Various income-generating projects
were started. An example is that we formed and trained a group
of men and women in pearl jewelry making. The effort, called
Tsunami Pearls, was officially launched as a worker-owned cooperative
on the same day as Utah’s pioneer celebration last July, commemorating
the arrival in Salt Lake Valley of Mormon pioneers more than
150 years ago.
Speaking to this group of Thai
villagers, I mentioned the significance of the pioneers in our
history of the West. They overcame debilitating poverty. They
established several hundred United Orders to create jobs, begin
incomes, and build family self-reliance. That effort grew in
the western United States as the foundation for the strong educational
and economic systems we have today.
I promised the “Khao Lak pioneers”
that they could do the same. We are beginning to market the
co-op’s jewelry in the U.S. Our strategy is to continue funding
this start-up venture until it creates long-term jobs for tsunami
victims and eventually becomes sustainable. Other income-generating
projects may also be established in the future as we evaluate
viable possibilities.
Our lives as Latter-day Saints
were changed as we served those trying to recover from the devastation
on their own. The tsunami victims were aided in their efforts
to rebuild their lives and were blessed by the dedication and
consecration of our volunteers’ time and money, as well as by
the generous contributions of many donors.

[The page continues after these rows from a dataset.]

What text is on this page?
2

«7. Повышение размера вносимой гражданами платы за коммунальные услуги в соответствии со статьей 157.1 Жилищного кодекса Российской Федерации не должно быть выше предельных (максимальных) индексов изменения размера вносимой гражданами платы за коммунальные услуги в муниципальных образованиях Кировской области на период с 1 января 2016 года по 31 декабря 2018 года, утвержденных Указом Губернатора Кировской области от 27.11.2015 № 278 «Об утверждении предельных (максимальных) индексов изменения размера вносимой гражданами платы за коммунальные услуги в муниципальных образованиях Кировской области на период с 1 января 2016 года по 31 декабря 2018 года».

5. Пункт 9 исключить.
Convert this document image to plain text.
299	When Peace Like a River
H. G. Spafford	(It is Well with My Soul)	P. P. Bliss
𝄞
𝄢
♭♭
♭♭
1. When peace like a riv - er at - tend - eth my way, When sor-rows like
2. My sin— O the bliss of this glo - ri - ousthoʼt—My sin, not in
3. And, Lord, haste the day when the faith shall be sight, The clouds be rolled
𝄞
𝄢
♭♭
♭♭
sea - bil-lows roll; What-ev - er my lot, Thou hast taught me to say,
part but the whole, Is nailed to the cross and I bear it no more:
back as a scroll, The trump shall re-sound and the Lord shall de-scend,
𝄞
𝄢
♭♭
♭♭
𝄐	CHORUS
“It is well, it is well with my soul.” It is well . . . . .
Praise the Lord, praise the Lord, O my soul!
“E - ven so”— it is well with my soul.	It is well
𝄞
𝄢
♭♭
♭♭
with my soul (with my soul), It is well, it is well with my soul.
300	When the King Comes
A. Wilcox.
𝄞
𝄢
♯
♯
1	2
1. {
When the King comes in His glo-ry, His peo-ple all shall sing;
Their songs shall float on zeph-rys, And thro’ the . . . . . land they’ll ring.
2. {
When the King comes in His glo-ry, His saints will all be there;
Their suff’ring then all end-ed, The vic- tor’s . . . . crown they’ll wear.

Readers are invited to get more
details about this project, as well information about the future
efforts of Empowering Nations, on our website at www.empoweringnations.org. Out little
band of global change agents came back from the summer’s Thailand
service feeling we truly did understand the Prophet Joseph’s
call that if we’re “filled with the love of God “ we will “range
through the whole world, anxious to bless the whole human race.”
Wave of Hope has made a difference in the lives of many — the
tsunami victims especially, but the volunteers as well. None
of us will ever be the same.
References
Faust, James
E. “Go Bring Them in from the Plains.” Ensign, July 1997,
pp. 2-7.
Hafen, LeRoy
R. and Ann W. Hafen. Handcarts
to Zion. Salt Lake City, 1960.
Hinckley, Gordon
B. “Reach with a Rescuing Hand.” Ensign, November 1996,
pp. 85-86.
Roberts, B.
H. (ed.) History of the Church of Jesus Christ of Latter-day
Saints, 1961, 3rd ed., vol. 4, p. 227.